Going by the book
It pays to read even if it means that you may get some felonious advice you don’t need.
In an age when many crimes are committed in the name of religious texts, there is almost a sense of relief to hear of a female Iranian serial killer who used Agatha Christie murder mysteries as templates for her crimes. The website wags had a field day, of course, with references to ‘Murders on the Occidental Express’ and the ‘Alif Ba Ta Murders’. The suspect is hardly the first to have sought felonious advice from the world of fiction. Horror writer Stephen King’s 1977 novel Rage is often cited as the inspiration for the US school shootings.
A few years ago, Polish police arrested author Krystian Bala after they found his best-selling thriller included a death scene whose details uncannily replicated that of an actual, unsolved murder that had taken place three years earlier. Copycatting can even get political: when coup-plotter Simon Mann was arrested in Zimbabwe in 2004 with a planeload of soldiers and weapons, the authorities soon realised they had aborted a real-life enactment of the plot of Frederick Forsyth’s The Dogs of War.
So-called ‘copycat crime’ is today a full-blown academic discipline replete with psychological tomes and criminology lectures.
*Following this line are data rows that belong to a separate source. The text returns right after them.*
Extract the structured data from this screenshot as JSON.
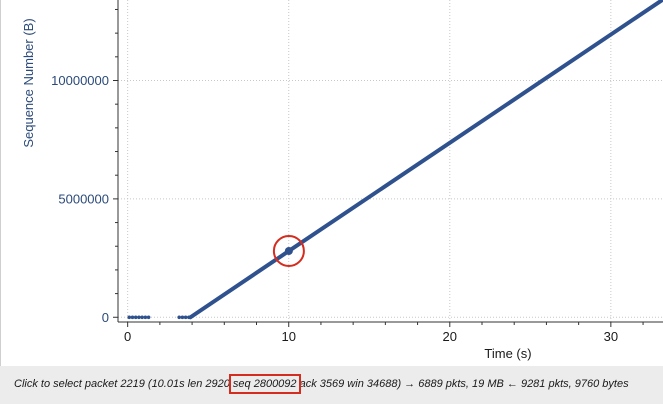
{
  "chart_data": {
    "type": "scatter",
    "xlabel": "Time (s)",
    "ylabel": "Sequence Number (B)",
    "x_ticks": [
      0,
      10,
      20,
      30
    ],
    "y_ticks": [
      0,
      5000000,
      10000000
    ],
    "y_tick_labels": [
      "0",
      "5000000",
      "10000000"
    ],
    "xlim": [
      -0.6,
      33.3
    ],
    "ylim": [
      -200000,
      13400000
    ],
    "grid": true,
    "series": [
      {
        "color": "#2f528f",
        "idle_x": [
          0.1,
          0.3,
          0.5,
          0.7,
          0.9,
          1.1,
          1.3,
          3.2,
          3.4,
          3.6,
          3.8
        ],
        "idle_y": [
          0,
          0,
          0,
          0,
          0,
          0,
          0,
          0,
          0,
          0,
          0
        ],
        "trend": [
          [
            3.9,
            0
          ],
          [
            10.01,
            2800092
          ],
          [
            33.3,
            13450000
          ]
        ]
      }
    ],
    "highlight": {
      "x": 10.01,
      "y": 2800092,
      "color": "#d42c1f"
    }
  },
  "status": {
    "before": "Click to select packet 2219 (10.01s len 2920 ",
    "highlight": "seq 2800092",
    "after": " ack 3569 win 34688) → 6889 pkts, 19 MB ← 9281 pkts, 9760 bytes"
  }
}
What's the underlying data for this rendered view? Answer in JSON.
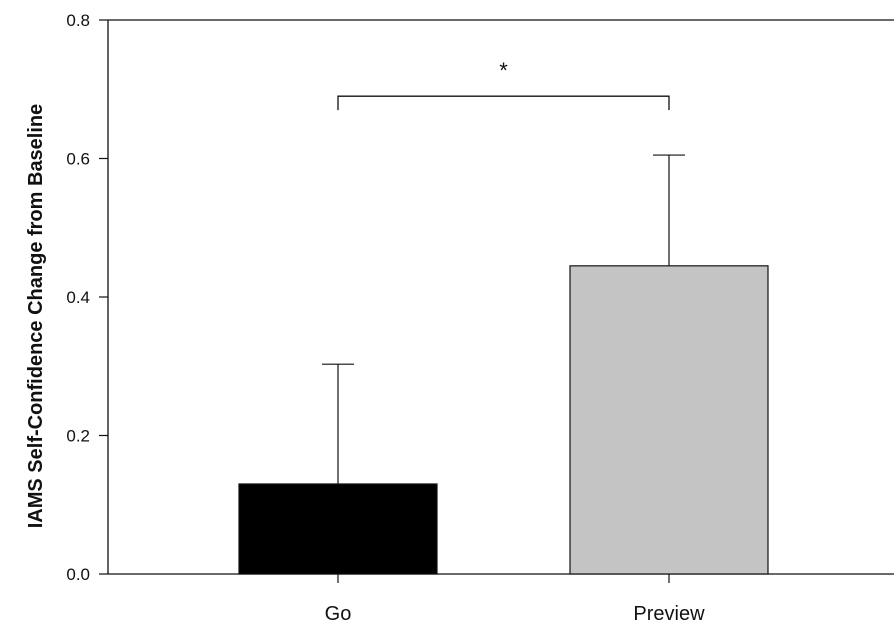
{
  "chart_data": {
    "type": "bar",
    "title": "",
    "xlabel": "",
    "ylabel": "IAMS Self-Confidence Change from Baseline",
    "categories": [
      "Go",
      "Preview"
    ],
    "values": [
      0.13,
      0.445
    ],
    "errors": [
      0.173,
      0.16
    ],
    "ylim": [
      0.0,
      0.8
    ],
    "yticks": [
      "0.0",
      "0.2",
      "0.4",
      "0.6",
      "0.8"
    ],
    "grid": false,
    "bar_colors": [
      "#000000",
      "#c4c4c4"
    ],
    "significance": {
      "between": [
        "Go",
        "Preview"
      ],
      "label": "*",
      "level": 0.69
    }
  }
}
Books can claim to have a longer history of providing murderous inspiration. Who now remembers that Goethe’s 1774 book The Sorrows of Young Werther was banned across Europe because many lovelorn youth dressed themselves, sat at writing desks and shot themselves like the book’s protagonist? More than a few novelists may take a certain secret pleasure in such developments. How much more sincere is the flattery when the imitator re-enacts it in blood.